Çok iyi hatırlıyorum 2006 yılında, İstanbul’un iyi semtlerinden birinde yaşarken insanlar bu tarzda düşünce gücü, kuantum fiziği ve her şeyin atomlardan oluşmasına hurafe ve fal gibi bakıyorlardı. Garip geliyordu anlattıklarım çevreme.
Şimdi ise tam tersi abartılı şekilde bu sektörde bir suiistimal var. Aslında bireysel kişisel gelişim için günümüz imkanları çok fazla. Artık internetten her şeyi araştırmak çok kolay. Kitaplar çeşit çeşit ve ulaşılabilir.
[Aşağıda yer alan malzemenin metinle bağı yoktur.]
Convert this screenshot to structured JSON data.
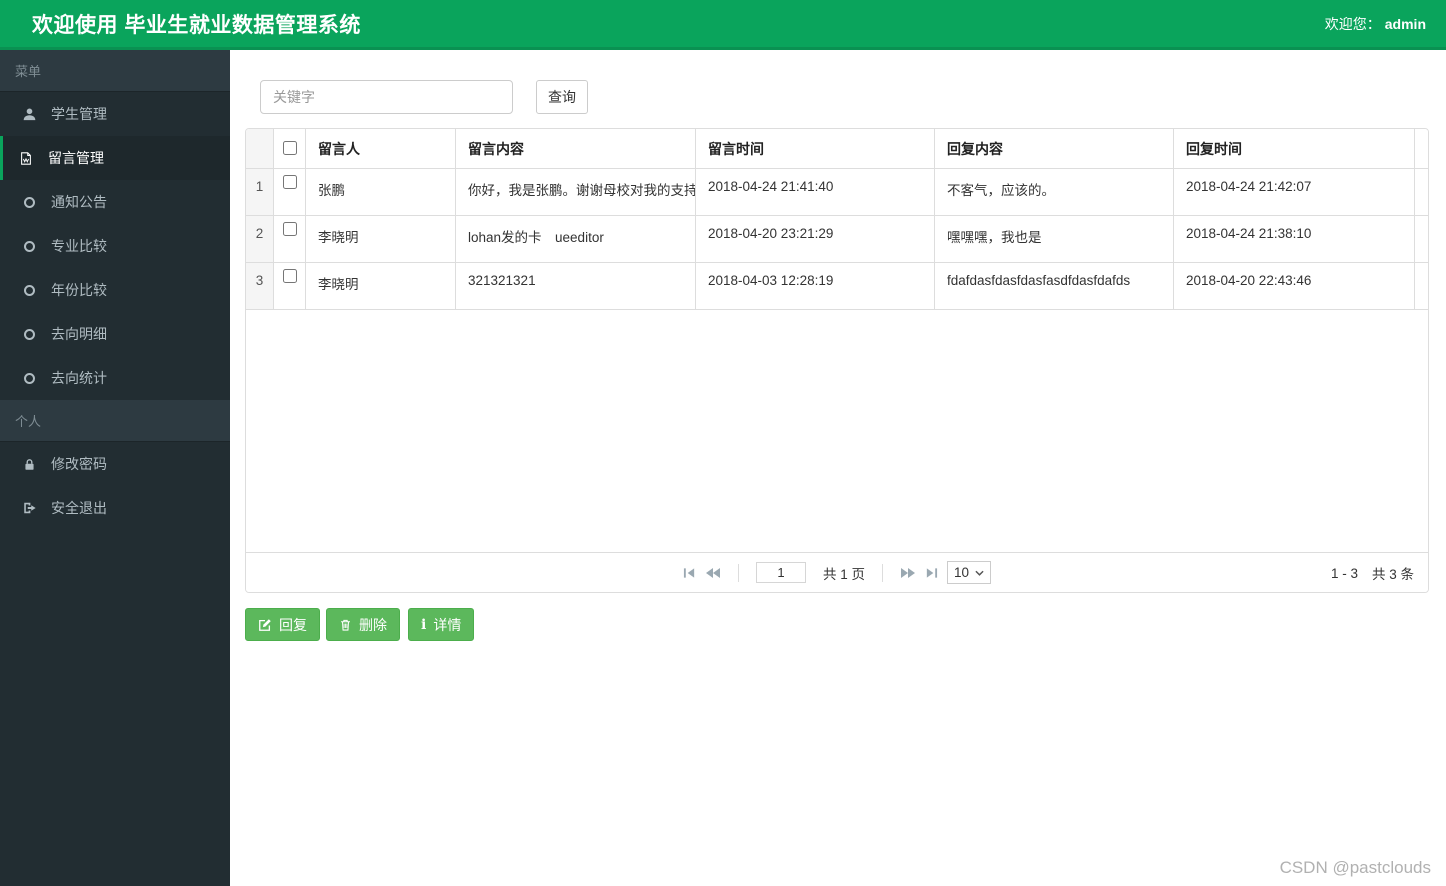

Bunlara rağmen çok dikkatli olmakta fayda var. Çünkü bilgi adı altında dolaşan çok tuzaklar var. Araştırırken, öğretici seçerken çok dikkatli olmak gerekiyor. Ama bir taraftan da insanın ihtiyacı neyse o kitabın veya o öğreticinin karşısına çıktığına inanıyorum. Farkındalık arttıkça, araştırdıkça, aklını daha çok kullandıkça insan artık doğru seçimler yapmaya başlıyor. Yanlış kişilerin oyunlarına gelmemek lazım.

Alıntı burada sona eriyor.